W Polsce firmy, zwłaszcza małe i o krótkim stażu rynkowym, mają kłopoty z finansowaniem. Jedną z metod na walkę z tym zjawiskiem są gwarancje de minimis. Jak wynika z raportu BGK, od uruchomienia programu w marcu 2013 r. do listopada 2020 r. suma udzielonych gwarancji to ponad 87 mld zł, a suma wygenerowanego kredytu – ok. 148,4 mld zł.
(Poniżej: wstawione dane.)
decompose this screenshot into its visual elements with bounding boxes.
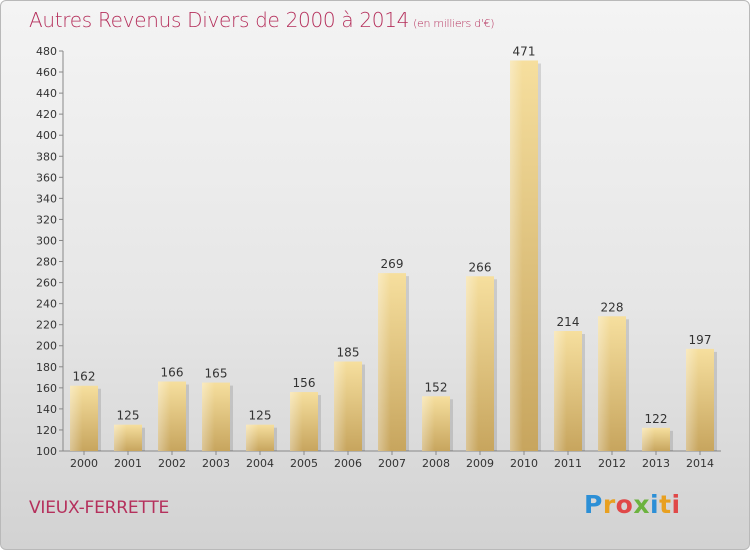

– Dodatkowo jedna piąta firm, które pozyskałyby kredyt nawet bez gwarancji, otrzymałaby go na gorszych warunkach, co również stanowi ograniczenie w dostępie do finansowania. Łącznie w szeroko pojętej luce finansowej znalazłoby się więc 73 proc. firm – tłumaczy Mateusz Walewski, główny ekonomista BGK. Z raportu wynika, że pozyskane w ten sposób finansowanie przełożyło się na 125 tys. miejsc pracy utworzonych oraz 184 tys. zachowanych. Natomiast trzy czwarte firm bez gwarancji nie dostałoby kredytu lub otrzymałyby go na gorszych warunkach.
Według raportu bez gwarancji BGK aż 52 proc. przedsiębiorstw w 2020 r. nie uzyskałoby kredytu, co jest dwukrotnie gorszym wynikiem niż w 2019 r. Chodzi głównie o firmy najmłodsze, zaś branżowo – gastronomię i hotele.
– W Polsce mikro- i małe firmy mają największy kłopot z dostępem do kapitału, a kryzys związany z pandemią jeszcze to pogłębił. O ile w Europie podczas pierwszego lockdownu firmy ruszyły po kredyty, by zasilić kapitały obrotowe, u nas takiej akcji nie było. Raczej oczekiwano na programy pomocowe w formie dotacji – mówi Andrzej Kubisiak, zastępca dyrektora ds. badań i analiz Polskiego Instytutu Ekonomicznego. – Miejsca pracy na pewno udało się uratować, co pokazują dane Eurostatu. Polska jest jednym z dwóch państw ze wzrostem zatrudnienia, ale to efekt również wsparcia ze strony ZUS czy świadczeń opiekuńczych na dzieci, które wiele miejsc pracy uchroniły przed likwidacją – dodaje.